WASHINGTON – Oil prices leapt above $72 a barrel Wednesday, settling at a record high for the third straight day after a government report showed shrinking U.S. gasoline supplies and traders focused on nuclear tensions between Iran and the international community.
Supply constraints in Iraq, Nigeria and the Gulf of Mexico are also pushing oil prices higher, and analysts are predicting more pain at the pump for motorists, who so far appear to be only lightly tapping the brakes on demand.
Light sweet crude for May delivery climbed as high as $72.40 a barrel, before settling at $72.17 on the New York Mercantile Exchange, an increase of 82 cents from the previous day. The contract had risen as high as $71.60 on Tuesday.

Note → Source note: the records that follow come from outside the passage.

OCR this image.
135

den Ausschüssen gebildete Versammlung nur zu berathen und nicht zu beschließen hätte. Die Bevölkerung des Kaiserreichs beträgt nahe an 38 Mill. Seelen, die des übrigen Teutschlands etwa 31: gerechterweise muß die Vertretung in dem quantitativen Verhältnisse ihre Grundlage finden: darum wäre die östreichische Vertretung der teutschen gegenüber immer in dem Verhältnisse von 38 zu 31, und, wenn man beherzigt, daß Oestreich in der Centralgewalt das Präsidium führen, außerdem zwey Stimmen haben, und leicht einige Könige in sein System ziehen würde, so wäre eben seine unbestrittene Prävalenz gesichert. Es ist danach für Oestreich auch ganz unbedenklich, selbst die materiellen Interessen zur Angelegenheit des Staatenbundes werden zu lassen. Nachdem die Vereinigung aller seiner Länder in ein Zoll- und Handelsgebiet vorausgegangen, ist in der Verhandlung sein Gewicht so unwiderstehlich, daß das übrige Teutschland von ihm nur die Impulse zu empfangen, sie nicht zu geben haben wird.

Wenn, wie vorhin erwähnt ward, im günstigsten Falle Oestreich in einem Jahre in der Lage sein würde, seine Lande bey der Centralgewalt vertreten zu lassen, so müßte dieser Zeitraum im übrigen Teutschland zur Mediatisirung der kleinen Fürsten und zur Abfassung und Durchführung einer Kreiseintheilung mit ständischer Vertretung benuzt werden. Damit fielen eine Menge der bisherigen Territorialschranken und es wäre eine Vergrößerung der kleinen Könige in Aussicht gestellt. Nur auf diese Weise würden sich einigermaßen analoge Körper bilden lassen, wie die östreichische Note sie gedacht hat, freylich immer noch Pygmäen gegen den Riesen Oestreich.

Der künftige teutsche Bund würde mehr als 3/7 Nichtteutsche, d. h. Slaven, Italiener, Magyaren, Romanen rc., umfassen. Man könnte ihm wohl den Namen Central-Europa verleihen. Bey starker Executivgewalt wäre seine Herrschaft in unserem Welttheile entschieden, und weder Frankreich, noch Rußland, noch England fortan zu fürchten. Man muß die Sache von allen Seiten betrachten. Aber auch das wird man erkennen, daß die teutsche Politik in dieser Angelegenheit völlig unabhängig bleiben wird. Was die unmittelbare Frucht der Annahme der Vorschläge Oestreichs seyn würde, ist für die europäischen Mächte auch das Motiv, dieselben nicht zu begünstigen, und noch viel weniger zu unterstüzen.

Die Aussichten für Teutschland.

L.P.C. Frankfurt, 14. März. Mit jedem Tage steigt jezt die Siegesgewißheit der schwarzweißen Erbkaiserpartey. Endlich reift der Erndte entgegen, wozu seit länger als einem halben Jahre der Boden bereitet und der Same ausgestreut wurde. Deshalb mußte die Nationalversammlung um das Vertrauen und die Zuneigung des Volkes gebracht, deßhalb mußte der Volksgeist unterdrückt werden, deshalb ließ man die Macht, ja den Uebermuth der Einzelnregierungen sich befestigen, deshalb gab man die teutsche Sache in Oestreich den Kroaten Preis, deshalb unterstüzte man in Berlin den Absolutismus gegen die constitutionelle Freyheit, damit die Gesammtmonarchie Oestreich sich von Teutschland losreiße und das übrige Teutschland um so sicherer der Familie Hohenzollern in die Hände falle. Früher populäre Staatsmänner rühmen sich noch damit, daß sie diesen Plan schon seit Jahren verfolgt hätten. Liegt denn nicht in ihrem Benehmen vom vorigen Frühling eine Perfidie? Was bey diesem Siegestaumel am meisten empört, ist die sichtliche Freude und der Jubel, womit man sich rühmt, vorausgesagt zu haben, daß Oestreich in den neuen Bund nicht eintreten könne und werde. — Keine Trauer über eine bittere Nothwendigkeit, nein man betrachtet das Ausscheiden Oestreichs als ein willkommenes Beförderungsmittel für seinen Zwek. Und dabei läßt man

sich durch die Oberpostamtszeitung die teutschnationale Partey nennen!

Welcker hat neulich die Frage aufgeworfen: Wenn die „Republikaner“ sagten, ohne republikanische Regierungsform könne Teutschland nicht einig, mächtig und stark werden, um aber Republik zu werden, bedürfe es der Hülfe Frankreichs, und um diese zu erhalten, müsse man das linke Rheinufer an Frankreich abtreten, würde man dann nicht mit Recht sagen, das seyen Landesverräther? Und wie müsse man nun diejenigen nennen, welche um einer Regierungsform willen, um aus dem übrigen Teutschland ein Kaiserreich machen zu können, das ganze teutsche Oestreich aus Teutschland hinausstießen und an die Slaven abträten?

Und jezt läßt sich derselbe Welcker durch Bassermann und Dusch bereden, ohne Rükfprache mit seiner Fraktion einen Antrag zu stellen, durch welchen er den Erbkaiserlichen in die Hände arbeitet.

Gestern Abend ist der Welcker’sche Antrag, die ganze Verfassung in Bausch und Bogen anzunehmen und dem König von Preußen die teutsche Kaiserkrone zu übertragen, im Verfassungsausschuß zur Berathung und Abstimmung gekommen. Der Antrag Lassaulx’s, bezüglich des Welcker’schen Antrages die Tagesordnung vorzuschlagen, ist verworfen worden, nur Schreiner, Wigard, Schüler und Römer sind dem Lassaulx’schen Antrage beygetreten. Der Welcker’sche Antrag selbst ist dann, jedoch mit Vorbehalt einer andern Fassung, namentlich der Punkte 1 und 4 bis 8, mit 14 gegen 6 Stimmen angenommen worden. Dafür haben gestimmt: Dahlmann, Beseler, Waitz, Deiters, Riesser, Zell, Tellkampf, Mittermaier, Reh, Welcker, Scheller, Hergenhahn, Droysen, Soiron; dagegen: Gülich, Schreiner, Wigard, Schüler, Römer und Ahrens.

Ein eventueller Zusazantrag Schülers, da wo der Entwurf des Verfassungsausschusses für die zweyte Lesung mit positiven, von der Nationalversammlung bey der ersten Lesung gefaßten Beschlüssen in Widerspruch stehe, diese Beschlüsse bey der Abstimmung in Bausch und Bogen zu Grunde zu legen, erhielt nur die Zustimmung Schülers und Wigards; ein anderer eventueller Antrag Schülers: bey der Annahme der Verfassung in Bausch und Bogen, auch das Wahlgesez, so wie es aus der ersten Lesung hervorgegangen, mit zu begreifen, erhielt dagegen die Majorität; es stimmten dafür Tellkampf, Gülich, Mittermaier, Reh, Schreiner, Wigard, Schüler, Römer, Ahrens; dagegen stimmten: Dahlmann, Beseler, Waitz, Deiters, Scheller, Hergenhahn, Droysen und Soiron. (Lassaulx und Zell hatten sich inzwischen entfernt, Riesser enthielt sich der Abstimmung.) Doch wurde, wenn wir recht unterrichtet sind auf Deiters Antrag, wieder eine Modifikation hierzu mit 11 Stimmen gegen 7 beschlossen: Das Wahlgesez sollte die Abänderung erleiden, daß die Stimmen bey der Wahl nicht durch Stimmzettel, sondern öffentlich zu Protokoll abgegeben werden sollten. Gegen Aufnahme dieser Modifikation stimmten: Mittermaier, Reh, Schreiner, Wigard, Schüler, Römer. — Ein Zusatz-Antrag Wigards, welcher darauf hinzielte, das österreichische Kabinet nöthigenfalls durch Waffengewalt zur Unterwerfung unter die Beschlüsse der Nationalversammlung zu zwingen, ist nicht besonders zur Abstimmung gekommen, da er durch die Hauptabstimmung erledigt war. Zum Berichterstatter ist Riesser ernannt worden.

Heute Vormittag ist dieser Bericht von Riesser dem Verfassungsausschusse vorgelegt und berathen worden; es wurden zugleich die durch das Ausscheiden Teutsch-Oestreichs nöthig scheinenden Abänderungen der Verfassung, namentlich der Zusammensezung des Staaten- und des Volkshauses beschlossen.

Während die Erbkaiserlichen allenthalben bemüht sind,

Oil futures contracts through July 2009 are now trading above $70 a barrel. "In effect, the market is saying this is going to be with us for a while," said A.G. Edwards & Sons commodity analyst Bill O'Grady.
In its weekly report, the U.S. Energy Department said the nation's supply of gasoline shrank by 5.4 million barrels last week to 202.5 million barrels, or 4.6 percent below year ago levels.
Gasoline inventories typically decrease this time of year as refiners shut down their plants to perform maintenance ahead of the summer driving season. And oil traders typically point to the decreases as reason for concern about summertime supplies, a routine that, more often than not, sends futures prices higher.
That said, there is additional worry about summer gasoline supplies because of the prospect of tight supplies of ethanol, which is needed in increasing amounts as refiners phase out their use of methyl tertiary butyl ether, or MTBE, which has been found to contaminate drinking water.
Oil analyst John Kilduff of Fimat USA in New York said there would be a "painful runup" in gasoline prices as summer approaches, and he said oil prices could rise as high as $80 a barrel by the end of June. Purchased today, crude for June delivery costs $74 a barrel.